The Light Years
1995 • 452 pages

Ratings7

Average rating3.9

15

I'm a sucker for novels set in and around the War years (Brideshead Revisited, some of Anthony Powell's A Dance To The Music of Time etc) and I'd heard good things about The Cazalet Chronicles so I thought I'd give The Light Years a go. It's an astonishingly good book. At first it seems very “frightfully, frightfully” with the focus being on an upper middle class family as they spend the summers of 1937 and 1938 in the countryside under the looming shadow of war. But Howard's skill as a writer gives each of this huge cast of characters (from the main family themselves, their children down to servants and tutors) a unique voice of their own. You come to see them as living, breathing people not just words on a page. It's a magnificent achievement.

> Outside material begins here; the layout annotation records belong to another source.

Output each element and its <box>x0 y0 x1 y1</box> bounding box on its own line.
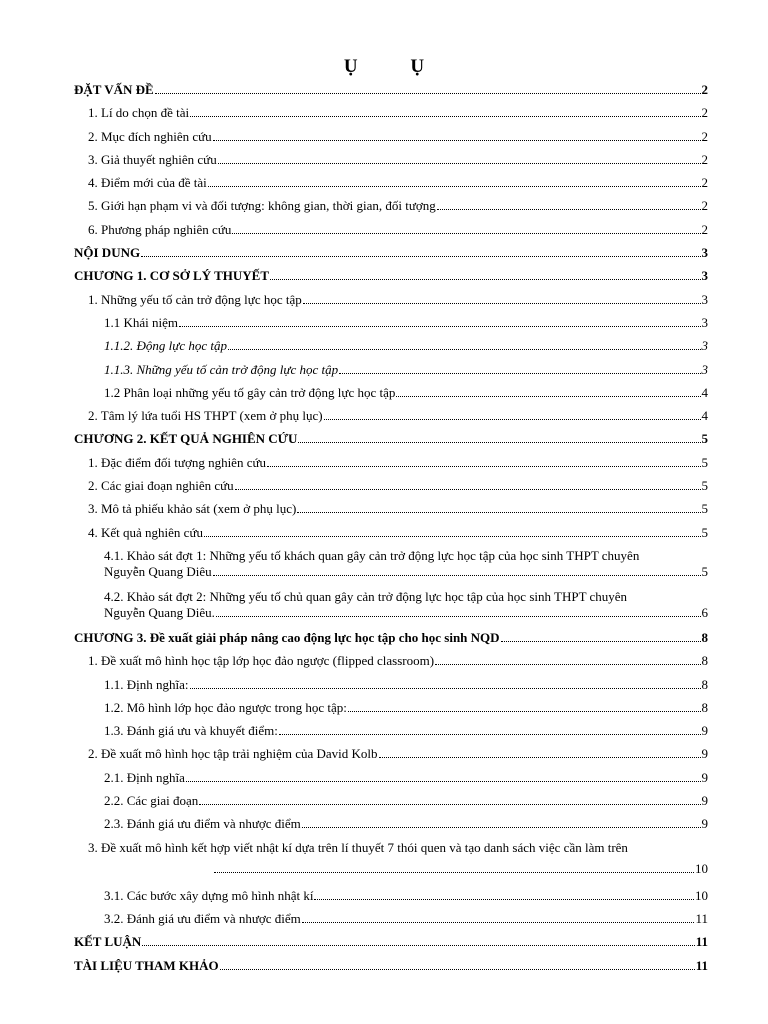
toc-entry[interactable] <box>74 955 708 978</box>
toc-page-number: 5 <box>701 524 708 540</box>
toc-entry-text: 1.1.3. Những yếu tố cản trở động lực học tập <box>104 361 339 377</box>
toc-page-number: 2 <box>701 221 708 237</box>
toc-page-number: 8 <box>701 653 708 669</box>
dot-leader <box>213 139 701 141</box>
toc-entry-text-cont: Nguyễn Quang Diêu <box>104 563 212 579</box>
toc-entry[interactable] <box>74 522 708 545</box>
toc-entry-text: 1.2. Mô hình lớp học đảo ngược trong học tập: <box>104 699 347 715</box>
toc-entry-text: 5. Giới hạn phạm vi và đối tượng: không gian, thời gian, đối tượng <box>88 198 436 214</box>
toc-entry-text: 4. Kết quả nghiên cứu <box>88 524 203 540</box>
dot-leader <box>216 615 701 617</box>
toc-page-number: 3 <box>701 245 708 261</box>
toc-page-number: 2 <box>701 151 708 167</box>
toc-entry-text: 1. Đề xuất mô hình học tập lớp học đảo ngược (flipped classroom) <box>88 653 435 669</box>
toc-entry[interactable] <box>74 79 708 102</box>
toc-page-number: 5 <box>701 431 708 447</box>
toc-entry-text: CHƯƠNG 1. CƠ SỞ LÝ THUYẾT <box>74 268 270 284</box>
toc-entry[interactable] <box>74 650 708 673</box>
dot-leader <box>303 302 701 304</box>
toc-entry[interactable] <box>74 931 708 954</box>
toc-page-number: 5 <box>701 454 708 470</box>
toc-entry[interactable] <box>74 586 708 627</box>
toc-entry[interactable] <box>74 149 708 172</box>
toc-page-number: 10 <box>695 860 708 876</box>
toc-page-number: 5 <box>701 563 708 579</box>
toc-page-number: 8 <box>701 629 708 645</box>
toc-page-number: 3 <box>701 291 708 307</box>
dot-leader <box>297 511 700 513</box>
toc-entry-text: 2. Các giai đoạn nghiên cứu <box>88 478 234 494</box>
toc-entry[interactable] <box>74 908 708 931</box>
dot-leader <box>214 871 694 873</box>
toc-entry-text: 3. Giả thuyết nghiên cứu <box>88 151 217 167</box>
toc-entry-text-cont: Nguyễn Quang Diêu. <box>104 604 215 620</box>
dot-leader <box>270 278 700 280</box>
dot-leader <box>396 395 700 397</box>
toc-page-number: 9 <box>701 746 708 762</box>
toc-entry-text: 4.1. Khảo sát đợt 1: Những yếu tố khách quan gây cản trở động lực học tập của học sinh THPT chuyên <box>104 547 640 563</box>
toc-entry-text: 1. Những yếu tố cản trở động lực học tập <box>88 291 302 307</box>
toc-entry[interactable] <box>74 674 708 697</box>
toc-entry-text: 1. Đặc điểm đối tượng nghiên cứu <box>88 454 267 470</box>
dot-leader <box>179 325 700 327</box>
toc-page-number: 3 <box>701 268 708 284</box>
dot-leader <box>267 465 700 467</box>
dot-leader <box>142 944 694 946</box>
toc-entry-text: 3.1. Các bước xây dựng mô hình nhật kí <box>104 887 314 903</box>
toc-page-number: 11 <box>695 957 708 973</box>
toc-entry[interactable] <box>74 767 708 790</box>
toc-page-number: 8 <box>701 699 708 715</box>
toc-entry-text: 2.3. Đánh giá ưu điểm và nhược điểm <box>104 816 301 832</box>
toc-entry-text: 2.2. Các giai đoạn <box>104 793 199 809</box>
toc-entry[interactable] <box>74 813 708 836</box>
toc-page-number: 9 <box>701 793 708 809</box>
toc-entry[interactable] <box>74 382 708 405</box>
toc-page-number: 2 <box>701 198 708 214</box>
toc-entry-text: 2.1. Định nghĩa <box>104 769 185 785</box>
toc-page-number: 2 <box>701 105 708 121</box>
toc-entry[interactable] <box>74 359 708 382</box>
toc-entry[interactable] <box>74 289 708 312</box>
dot-leader <box>155 92 701 94</box>
toc-entry-text: ĐẶT VẤN ĐỀ <box>74 82 154 97</box>
dot-leader <box>298 441 700 443</box>
toc-entry-text: 4. Điểm mới của đề tài <box>88 175 207 191</box>
toc-entry-text: 2. Mục đích nghiên cứu <box>88 128 212 144</box>
toc-page-number: 10 <box>695 887 708 903</box>
toc-entry-text: 4.2. Khảo sát đợt 2: Những yếu tố chủ quan gây cản trở động lực học tập của học sinh THPT chuyên <box>104 588 628 604</box>
toc-entry-text: 2. Đề xuất mô hình học tập trải nghiệm của David Kolb <box>88 746 378 762</box>
dot-leader <box>208 185 701 187</box>
dot-leader <box>339 372 700 374</box>
toc-entry[interactable] <box>74 126 708 149</box>
toc-entry[interactable] <box>74 837 708 885</box>
dot-leader <box>220 968 695 970</box>
toc-page-number: 3 <box>701 338 708 354</box>
toc-entry-text: 3. Đề xuất mô hình kết hợp viết nhật kí dựa trên lí thuyết 7 thói quen và tạo danh sách việc cần làm trên <box>88 839 628 855</box>
dot-leader <box>186 780 701 782</box>
toc-entry[interactable] <box>74 219 708 242</box>
page-title: Ụ Ụ <box>343 56 449 77</box>
toc-page-number: 9 <box>701 816 708 832</box>
dot-leader <box>228 348 701 350</box>
dot-leader <box>302 921 695 923</box>
toc-entry-text: 1.3. Đánh giá ưu và khuyết điểm: <box>104 723 278 739</box>
toc-page-number: 6 <box>701 604 708 620</box>
toc-entry[interactable] <box>74 195 708 218</box>
toc-page-number: 3 <box>701 314 708 330</box>
dot-leader <box>141 255 700 257</box>
dot-leader <box>235 488 701 490</box>
dot-leader <box>348 710 701 712</box>
toc-entry[interactable] <box>74 312 708 335</box>
toc-page-number: 2 <box>701 175 708 191</box>
toc-entry-text: 2. Tâm lý lứa tuổi HS THPT (xem ở phụ lục) <box>88 408 323 424</box>
toc-page-number: 11 <box>695 910 708 926</box>
toc-page-number: 3 <box>701 361 708 377</box>
toc-entry[interactable] <box>74 627 708 650</box>
toc-entry-text: 3. Mô tả phiếu khảo sát (xem ở phụ lục) <box>88 501 297 517</box>
dot-leader <box>437 208 701 210</box>
toc-entry[interactable] <box>74 790 708 813</box>
toc-entry-text: 6. Phương pháp nghiên cứu <box>88 221 232 237</box>
table-of-contents <box>74 79 708 978</box>
dot-leader <box>199 803 700 805</box>
toc-entry-text: 1.1. Định nghĩa: <box>104 676 189 692</box>
toc-entry[interactable] <box>74 498 708 521</box>
toc-entry[interactable] <box>74 697 708 720</box>
dot-leader <box>213 574 701 576</box>
toc-entry-text: CHƯƠNG 2. KẾT QUẢ NGHIÊN CỨU <box>74 431 298 447</box>
toc-entry[interactable] <box>74 265 708 288</box>
dot-leader <box>501 640 701 642</box>
toc-entry[interactable] <box>74 172 708 195</box>
dot-leader <box>324 418 701 420</box>
toc-entry-text: CHƯƠNG 3. Đề xuất giải pháp nâng cao động lực học tập cho học sinh NQD <box>74 629 500 645</box>
toc-entry[interactable] <box>74 885 708 908</box>
toc-entry[interactable] <box>74 475 708 498</box>
toc-page-number: 9 <box>701 723 708 739</box>
toc-entry-text: 1.1.2. Động lực học tập <box>104 338 227 354</box>
toc-entry[interactable] <box>74 405 708 428</box>
dot-leader <box>314 898 694 900</box>
toc-page-number: 5 <box>701 478 708 494</box>
toc-entry[interactable] <box>74 428 708 451</box>
toc-entry-text: 1. Lí do chọn đề tài <box>88 105 190 121</box>
toc-entry[interactable] <box>74 242 708 265</box>
dot-leader <box>204 535 701 537</box>
dot-leader <box>302 826 701 828</box>
dot-leader <box>279 733 701 735</box>
dot-leader <box>379 756 701 758</box>
toc-page-number: 2 <box>701 128 708 144</box>
dot-leader <box>190 115 700 117</box>
toc-entry-text: 1.1 Khái niệm <box>104 314 179 330</box>
toc-entry[interactable] <box>74 743 708 766</box>
toc-page-number: 4 <box>701 384 708 400</box>
toc-entry[interactable] <box>74 335 708 358</box>
toc-entry[interactable] <box>74 102 708 125</box>
dot-leader <box>190 687 701 689</box>
toc-page-number: 4 <box>701 408 708 424</box>
toc-entry-text: TÀI LIỆU THAM KHẢO <box>74 957 219 973</box>
toc-entry-text: 3.2. Đánh giá ưu điểm và nhược điểm <box>104 910 301 926</box>
dot-leader <box>232 232 700 234</box>
toc-page-number: 9 <box>701 769 708 785</box>
toc-entry-text: KẾT LUẬN <box>74 934 142 950</box>
toc-entry[interactable] <box>74 452 708 475</box>
dot-leader <box>218 162 701 164</box>
toc-entry-text: NỘI DUNG <box>74 245 141 261</box>
toc-page-number: 5 <box>701 501 708 517</box>
toc-page-number: 8 <box>701 676 708 692</box>
toc-entry-text: 1.2 Phân loại những yếu tố gây cản trở động lực học tập <box>104 384 396 400</box>
toc-entry[interactable] <box>74 720 708 743</box>
dot-leader <box>435 663 700 665</box>
toc-entry[interactable] <box>74 545 708 586</box>
toc-page-number: 11 <box>695 934 708 950</box>
toc-page-number: 2 <box>701 82 708 97</box>
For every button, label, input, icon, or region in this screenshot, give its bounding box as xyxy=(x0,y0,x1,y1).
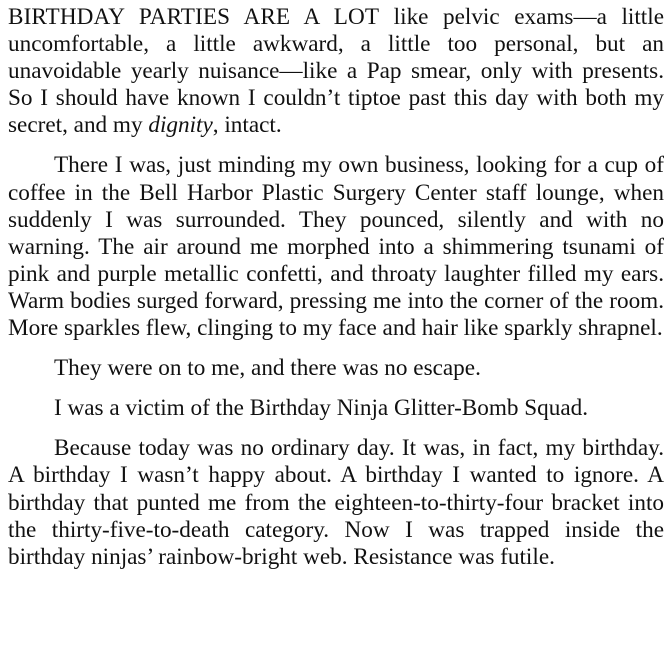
paragraph-lounge-ambush: There I was, just minding my own business, looking for a cup of coffee in the Bell Harbor Plastic Surgery Center staff lounge, when suddenly I was surrounded. They pounced, silently and with no warning. The air around me morphed into a shimmering tsunami of pink and purple metallic confetti, and throaty laughter filled my ears. Warm bodies surged forward, pressing me into the corner of the room. More sparkles flew, clinging to my face and hair like sparkly shrapnel. xyxy=(8,152,664,342)
paragraph-no-escape: They were on to me, and there was no escape. xyxy=(54,355,481,382)
opening-text-end: , intact. xyxy=(212,112,282,139)
opening-text: like pelvic exams—a little uncomfortable, a little awkward, a little too personal, but an unavoidable yearly nuisance—like a Pap smear, only with presents. So I should have known I couldn’t tiptoe past this day with both my secret, and my xyxy=(8,4,664,139)
emphasized-word: dignity xyxy=(148,112,213,139)
paragraph-birthday: Because today was no ordinary day. It was, in fact, my birthday. A birthday I wasn’t happy about. A birthday I wanted to ignore. A birthday that punted me from the eighteen-to-thirty-four bracket into the thirty-five-to-death category. Now I was trapped inside the birthday ninjas’ rainbow-bright web. Resistance was futile. xyxy=(8,435,664,570)
opening-lead-words: BIRTHDAY PARTIES ARE A LOT xyxy=(8,4,380,30)
paragraph-opening xyxy=(8,4,664,139)
paragraph-glitter-bomb: I was a victim of the Birthday Ninja Glitter-Bomb Squad. xyxy=(54,395,589,422)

The Cazalets consist of three brothers (Hugh, the damaged World War 1 veteran; Edward, the ladies man; and Rupert, the failed artist making a living as a teacher), their wives and children and the grandparents - The Brig and the Duchy, and an extended family of blood relations and servants. The family business is in wood - hardwoods, veneers - and they spend the summers at Home Place in the Sussex countryside. This could easily have become a cliché-ridden “upstairs downstairs” tale (yes, Downton Abbey, I'm looking at you), but instead we get a nuanced, emotional, deeply engrossing story of a family at the tale end of the 30s, where Hitler looms large and thought of another war haunt even the children.

Their interactions, worries and troubles are superbly and subtly written, with each character a fully rounded person. What's even more impressive is how they change across the 500 pages of this novel (which, for a big book, never felt like a slog to read). Actions have consequences. People cope with the possibilities of unwanted pregnancy; public school bullying; the after effects of war; the pressures of business; affairs and the gulf between those who are “comfortably off” and those who struggle to make ends meet. Class is ever present, but it's not the focus. It is merely presented as “the way things are”. It sets the stage for a world about to be swept away by war.

Now I can see what all the fuss was about and I'll be reading the rest of the Cazalet Chronicles as soon as I can. Very highly recommended.